In my kindergarten classroom, we learned to tell time with a paper clock and how to tie our shoes. We learned reading and counting and also how to churn butter and play musical instruments like cymbals and drums. One of my favorite memories is our teacher, Mrs. Reynolds, reading Charlotte’s Web aloud to the class. During the scene where Fern and Avery are swinging, Fern says, “I have hay inside my dress! It itches!” and her brother sings out, “Fern’s got the itch!” Mrs. Reynolds sang the line out and made all of us laugh, and so she sang it out again and again.
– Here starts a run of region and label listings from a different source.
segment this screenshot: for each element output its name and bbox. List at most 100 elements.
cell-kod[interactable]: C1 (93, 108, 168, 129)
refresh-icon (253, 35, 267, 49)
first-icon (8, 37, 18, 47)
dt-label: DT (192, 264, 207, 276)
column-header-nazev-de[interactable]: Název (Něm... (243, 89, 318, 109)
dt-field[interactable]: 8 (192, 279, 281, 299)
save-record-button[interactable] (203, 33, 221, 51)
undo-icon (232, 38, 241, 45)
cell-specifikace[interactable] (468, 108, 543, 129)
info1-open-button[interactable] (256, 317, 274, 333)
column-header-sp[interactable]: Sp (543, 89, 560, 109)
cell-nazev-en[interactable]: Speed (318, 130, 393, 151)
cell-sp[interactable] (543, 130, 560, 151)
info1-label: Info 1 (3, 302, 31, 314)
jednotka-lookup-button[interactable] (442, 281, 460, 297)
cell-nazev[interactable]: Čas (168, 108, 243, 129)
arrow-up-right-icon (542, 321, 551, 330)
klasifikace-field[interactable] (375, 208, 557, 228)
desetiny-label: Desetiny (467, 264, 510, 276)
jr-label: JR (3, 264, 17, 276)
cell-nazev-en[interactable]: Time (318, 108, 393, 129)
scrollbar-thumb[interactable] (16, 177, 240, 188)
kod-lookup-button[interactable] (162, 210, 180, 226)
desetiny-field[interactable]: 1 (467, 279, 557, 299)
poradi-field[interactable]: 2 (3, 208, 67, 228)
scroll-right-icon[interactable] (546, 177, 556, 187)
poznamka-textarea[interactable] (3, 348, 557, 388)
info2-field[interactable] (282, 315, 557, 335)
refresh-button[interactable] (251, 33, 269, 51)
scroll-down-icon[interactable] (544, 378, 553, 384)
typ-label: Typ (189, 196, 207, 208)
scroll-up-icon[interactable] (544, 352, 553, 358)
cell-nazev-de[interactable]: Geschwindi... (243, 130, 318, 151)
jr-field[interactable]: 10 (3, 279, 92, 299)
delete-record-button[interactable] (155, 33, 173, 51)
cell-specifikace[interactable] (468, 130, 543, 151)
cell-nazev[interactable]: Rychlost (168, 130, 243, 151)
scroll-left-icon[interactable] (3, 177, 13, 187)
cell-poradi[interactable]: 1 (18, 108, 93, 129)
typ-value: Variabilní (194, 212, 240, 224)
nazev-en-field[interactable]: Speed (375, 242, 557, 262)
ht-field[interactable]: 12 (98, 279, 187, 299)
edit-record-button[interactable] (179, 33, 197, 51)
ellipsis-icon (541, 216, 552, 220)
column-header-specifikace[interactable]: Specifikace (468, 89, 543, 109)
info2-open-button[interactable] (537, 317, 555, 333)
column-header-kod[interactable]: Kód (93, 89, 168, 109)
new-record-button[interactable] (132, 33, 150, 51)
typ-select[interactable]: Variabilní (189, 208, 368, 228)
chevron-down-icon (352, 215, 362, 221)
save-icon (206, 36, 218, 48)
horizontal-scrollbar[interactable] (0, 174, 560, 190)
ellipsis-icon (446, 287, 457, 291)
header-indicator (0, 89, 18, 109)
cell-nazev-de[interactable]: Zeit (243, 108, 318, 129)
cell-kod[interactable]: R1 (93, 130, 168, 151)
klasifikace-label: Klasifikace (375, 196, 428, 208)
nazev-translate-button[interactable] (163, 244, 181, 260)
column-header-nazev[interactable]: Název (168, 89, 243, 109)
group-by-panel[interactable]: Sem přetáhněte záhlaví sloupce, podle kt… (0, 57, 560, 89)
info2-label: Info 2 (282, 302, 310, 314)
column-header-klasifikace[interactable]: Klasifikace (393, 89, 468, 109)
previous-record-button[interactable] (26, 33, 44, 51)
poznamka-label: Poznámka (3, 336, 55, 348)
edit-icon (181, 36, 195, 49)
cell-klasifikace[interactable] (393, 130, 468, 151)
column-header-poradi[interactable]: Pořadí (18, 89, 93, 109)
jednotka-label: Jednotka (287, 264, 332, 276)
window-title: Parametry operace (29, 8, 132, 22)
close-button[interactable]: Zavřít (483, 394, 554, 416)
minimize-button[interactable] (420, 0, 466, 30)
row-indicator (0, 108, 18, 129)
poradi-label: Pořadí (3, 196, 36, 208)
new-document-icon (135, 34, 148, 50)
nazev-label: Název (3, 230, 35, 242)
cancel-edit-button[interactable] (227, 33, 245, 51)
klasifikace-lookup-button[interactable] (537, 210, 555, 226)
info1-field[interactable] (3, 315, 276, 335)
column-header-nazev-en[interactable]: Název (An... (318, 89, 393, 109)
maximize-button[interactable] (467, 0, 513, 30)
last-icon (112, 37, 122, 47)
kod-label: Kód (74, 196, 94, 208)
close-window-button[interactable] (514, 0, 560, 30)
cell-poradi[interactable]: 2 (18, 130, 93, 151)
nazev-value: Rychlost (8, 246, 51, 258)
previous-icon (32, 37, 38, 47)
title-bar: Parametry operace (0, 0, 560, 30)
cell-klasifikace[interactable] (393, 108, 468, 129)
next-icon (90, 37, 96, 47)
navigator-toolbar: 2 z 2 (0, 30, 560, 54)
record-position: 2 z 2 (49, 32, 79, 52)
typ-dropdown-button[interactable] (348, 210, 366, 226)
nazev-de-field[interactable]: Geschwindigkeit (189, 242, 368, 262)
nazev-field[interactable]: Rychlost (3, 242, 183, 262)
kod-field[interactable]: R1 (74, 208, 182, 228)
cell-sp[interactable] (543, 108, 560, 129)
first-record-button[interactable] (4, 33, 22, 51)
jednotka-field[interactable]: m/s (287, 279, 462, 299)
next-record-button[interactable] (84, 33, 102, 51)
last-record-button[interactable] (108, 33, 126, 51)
The best teachers I remember were kind and had a sense of humor. They had high expectations and offered challenging discourse. They modeled how to ask the right questions and encouraged students to express our ideas. There was Mr. Acker in sixth grade at Crocket Elementary who gave me an A+ on a creative writing assignment I wrote about a female military commander who conquered space while she made friends and vanquished enemies. And Dr. Melvin Plotinsky at Indiana University-Purdue University Indianapolis, who took me aside to tell me if I wanted to write, he thought I should give it a try. The names of all the teachers who have influenced me is too long to list, though the best of them continue to guide my teaching philosophy.
School, at its best, for me, is a balance between structure and intellectual freedom. I often think of a quote by bell hooks: “Teach resistance and hope for conformity.” What she means, I think, is that independent critical thinking can lead to shared values and consensus, from an appreciation for art to social justice to activism. While schools are ruled by clocks, bells, and rows of desks, the learning that takes place is unrestricted except by the censorship of ideas. When students and teachers have access to the whole of the epistemological world, the sky is the limit. This is not to say that consensus is the goal, but we might at least aim for educated opinions.
It’s that time of year when I load up my backpack and head back to school. In it, I carry a lucky charm: a plastic cockroach given me by a student after we studied “The Metamorphosis” by Kafka. My hope is that the students on my roster are as ready as I am for the first day, and for all the first days of school that come after.